Magnus, thank you for reporting this issue.
Your contribution to Ruby is greatly appreciated.
May Ruby be with you.
- proc.c (bm_free): need to clean up the mark flag of a free and
unlinked method entry. [Bug #8100] [ruby-core:53439]
Updated by zzak (zzak _) over 11 years ago
Thank you nari-san and everyone who helped with this.
Should this be backported as well?
Updated by authorNari (Narihiro Nakamura) over 11 years ago
zzak (Zachary Scott) wrote:
Thank you nari-san and everyone who helped with this.
Should this be backported as well?
Yeah, this fix should be backport to 1.9.3 and 2.0.0.
Updated by wardrop (Tom Wardrop) over 11 years ago
Eagerly awaiting the backport.
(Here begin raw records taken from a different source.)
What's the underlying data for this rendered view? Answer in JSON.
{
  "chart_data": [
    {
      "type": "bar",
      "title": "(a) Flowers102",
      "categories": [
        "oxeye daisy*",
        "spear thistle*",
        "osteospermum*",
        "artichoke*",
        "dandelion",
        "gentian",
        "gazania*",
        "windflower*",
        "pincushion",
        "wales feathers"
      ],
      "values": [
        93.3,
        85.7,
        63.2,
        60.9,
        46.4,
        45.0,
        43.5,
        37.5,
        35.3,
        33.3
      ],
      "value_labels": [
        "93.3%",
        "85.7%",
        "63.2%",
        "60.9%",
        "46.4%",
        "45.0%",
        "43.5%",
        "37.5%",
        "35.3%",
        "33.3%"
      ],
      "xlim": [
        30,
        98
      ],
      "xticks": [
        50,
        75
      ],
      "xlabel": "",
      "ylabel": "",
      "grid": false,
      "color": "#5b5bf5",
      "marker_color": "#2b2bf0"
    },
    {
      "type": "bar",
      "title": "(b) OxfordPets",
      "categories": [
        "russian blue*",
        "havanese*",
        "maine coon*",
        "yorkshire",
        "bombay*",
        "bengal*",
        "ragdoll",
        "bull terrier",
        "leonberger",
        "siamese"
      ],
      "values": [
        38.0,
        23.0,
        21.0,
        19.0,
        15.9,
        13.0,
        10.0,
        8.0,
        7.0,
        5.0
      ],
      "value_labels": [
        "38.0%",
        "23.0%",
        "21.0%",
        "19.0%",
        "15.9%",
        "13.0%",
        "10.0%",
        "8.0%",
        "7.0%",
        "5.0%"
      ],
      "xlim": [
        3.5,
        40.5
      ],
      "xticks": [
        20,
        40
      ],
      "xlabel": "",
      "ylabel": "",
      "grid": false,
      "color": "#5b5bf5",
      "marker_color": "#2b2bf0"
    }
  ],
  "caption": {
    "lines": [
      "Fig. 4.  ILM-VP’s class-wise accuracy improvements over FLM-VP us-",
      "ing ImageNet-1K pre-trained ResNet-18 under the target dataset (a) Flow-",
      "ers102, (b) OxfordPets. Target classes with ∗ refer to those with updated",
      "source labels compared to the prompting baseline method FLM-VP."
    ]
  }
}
Can someone please leave a comment when it's back-ported to ruby-2.0.0 head?
Updated by authorNari (Narihiro Nakamura) over 11 years ago
wardrop (Tom Wardrop) wrote:
Eagerly awaiting the backport. Can someone please leave a comment when it's back-ported to ruby-2.0.0 head?
The backport request ticket is here.
https://bugs.ruby-lang.org/issues/8163
You might want to watch this ticket for your purpose.
Updated by wardrop (Tom Wardrop) over 11 years ago
Thanks for that. By the way, I've applied the patch to my production server. Write me down as another happy customer :-)
Updated by morgoth (Wojciech Wnętrzak) over 11 years ago
Might be related to https://bugs.ruby-lang.org/issues/8056